Preaching may lead to healing
Wednesday, March 6, 2002 | 9:02 a.m.
Schedule The Black Church Week of Prayer for the Healing of AIDS continues with these events:
The former Catholic priest hadn't been in front of a congregation for a decade, but Tuesday night he was preaching to the choir at the Zion United Methodist Church in West Las Vegas.
It was the second night of "Black Church Week of Prayer for the Healing of AIDS," a national event involving 10,000 churches.
Kevin Walsh, a white man who laid down the cloth in 1992 because, he said, "I had misunderstood the role of God in my life," was telling the story of how he fell in love with and married a black woman shortly thereafter -- and how his wife then died from AIDS, and he acquired HIV. He spoke to a choir of 20 mostly elderly, black women and fewer than a dozen people in the congregation, most of whom were also women.
It was the first time the former priest was revealing he had HIV/AIDS in public. Walsh -- now program director at the Clark County Coalition of HIV/AIDS Service Providers -- had been invited to speak about "Men and HIV/AIDS."

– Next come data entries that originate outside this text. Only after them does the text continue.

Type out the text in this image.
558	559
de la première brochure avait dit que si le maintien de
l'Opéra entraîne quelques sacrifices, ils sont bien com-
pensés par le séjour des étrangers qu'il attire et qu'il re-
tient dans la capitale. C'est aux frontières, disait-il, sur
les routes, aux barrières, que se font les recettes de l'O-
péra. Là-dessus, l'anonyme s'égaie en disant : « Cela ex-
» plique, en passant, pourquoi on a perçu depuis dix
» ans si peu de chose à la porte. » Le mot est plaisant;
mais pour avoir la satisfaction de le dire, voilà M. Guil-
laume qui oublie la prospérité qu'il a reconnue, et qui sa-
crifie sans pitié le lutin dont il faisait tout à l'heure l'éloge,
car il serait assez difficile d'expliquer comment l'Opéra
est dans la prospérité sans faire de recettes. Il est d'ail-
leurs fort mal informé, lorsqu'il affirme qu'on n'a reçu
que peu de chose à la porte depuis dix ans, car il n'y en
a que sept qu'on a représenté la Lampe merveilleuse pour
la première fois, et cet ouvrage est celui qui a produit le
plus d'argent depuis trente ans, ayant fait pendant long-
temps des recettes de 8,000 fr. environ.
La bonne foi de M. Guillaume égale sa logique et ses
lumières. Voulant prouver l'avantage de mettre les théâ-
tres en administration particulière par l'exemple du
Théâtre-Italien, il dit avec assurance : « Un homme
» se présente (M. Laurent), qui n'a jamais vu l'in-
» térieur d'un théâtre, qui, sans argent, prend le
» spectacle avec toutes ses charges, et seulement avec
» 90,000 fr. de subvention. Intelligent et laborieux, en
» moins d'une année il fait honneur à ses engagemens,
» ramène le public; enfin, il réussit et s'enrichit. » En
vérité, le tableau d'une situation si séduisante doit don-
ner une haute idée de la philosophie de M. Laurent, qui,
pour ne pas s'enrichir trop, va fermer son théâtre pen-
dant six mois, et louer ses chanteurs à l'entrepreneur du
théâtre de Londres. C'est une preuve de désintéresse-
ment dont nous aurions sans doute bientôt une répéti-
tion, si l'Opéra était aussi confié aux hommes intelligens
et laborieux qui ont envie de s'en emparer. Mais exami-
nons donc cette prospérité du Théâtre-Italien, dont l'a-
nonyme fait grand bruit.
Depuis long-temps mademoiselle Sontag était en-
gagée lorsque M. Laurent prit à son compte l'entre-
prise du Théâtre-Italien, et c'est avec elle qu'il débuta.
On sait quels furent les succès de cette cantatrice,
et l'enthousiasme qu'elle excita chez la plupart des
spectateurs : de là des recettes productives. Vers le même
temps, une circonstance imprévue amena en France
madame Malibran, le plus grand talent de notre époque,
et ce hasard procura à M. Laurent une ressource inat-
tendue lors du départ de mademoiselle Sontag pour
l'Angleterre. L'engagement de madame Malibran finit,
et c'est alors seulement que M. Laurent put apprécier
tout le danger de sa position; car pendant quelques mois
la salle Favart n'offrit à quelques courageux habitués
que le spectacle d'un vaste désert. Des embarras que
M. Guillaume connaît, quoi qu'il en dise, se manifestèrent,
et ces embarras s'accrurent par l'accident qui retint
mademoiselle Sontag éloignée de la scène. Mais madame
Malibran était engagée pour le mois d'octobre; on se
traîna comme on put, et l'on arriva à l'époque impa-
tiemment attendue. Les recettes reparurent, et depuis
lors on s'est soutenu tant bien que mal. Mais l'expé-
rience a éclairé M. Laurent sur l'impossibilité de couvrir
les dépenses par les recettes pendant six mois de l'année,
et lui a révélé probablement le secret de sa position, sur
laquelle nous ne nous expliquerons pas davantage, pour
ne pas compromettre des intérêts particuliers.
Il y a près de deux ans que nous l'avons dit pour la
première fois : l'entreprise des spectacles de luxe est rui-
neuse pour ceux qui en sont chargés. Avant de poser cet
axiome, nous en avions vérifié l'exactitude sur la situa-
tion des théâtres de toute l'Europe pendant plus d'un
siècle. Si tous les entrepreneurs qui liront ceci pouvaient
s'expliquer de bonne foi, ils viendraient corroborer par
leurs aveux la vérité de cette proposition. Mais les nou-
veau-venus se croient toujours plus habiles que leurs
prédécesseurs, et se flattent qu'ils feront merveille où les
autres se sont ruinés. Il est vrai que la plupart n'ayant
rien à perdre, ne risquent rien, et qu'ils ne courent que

"I bet you all know some men," he began in a pastoral tone, "and you can take this message back to them.
"I am not gay, and I have HIV."
This was the first time Las Vegas participated in the nationwide event, which was built on the idea that the church is a vital messenger in the black community. It was sponsored by a New York-based nonprofit, The Balm in Gilead.
Lionel Starkes, director of the Clark County Health District's Office of AIDS and an Episcopal minister, went to a training session given by the nonprofit two years ago and decided to get Las Vegas churches involved.
That Walsh's message -- and others delivered by Starkes and Keith Andrews II, a consultant with the county's AIDS program -- were delivered to so few people, and so few black men, was not lost on Rev. Marion Bennet, pastor of the Zion United Methodist Church.
The minister is familiar with the state Health Division statistics that show black men in Nevada were infected at a rate of 74 cases per 100,000 in 2000, compared with 23 per 100,000 for white men. Black women showed a rate of 29 per 100,000, compared to fewer than 3 per 100,000 for white women.
He also is aware of the stigma.
"People still don't want to talk about this, or hear about it," he said. "They say if you talk about the disease, you're encouraging sex. But I say if people are active sexually, then they should protect themselves."
Churches need to do more, he said.
"We aren't doing enough about this as churches," he said, after offering his support to giving oral tests for AIDS after Sunday services.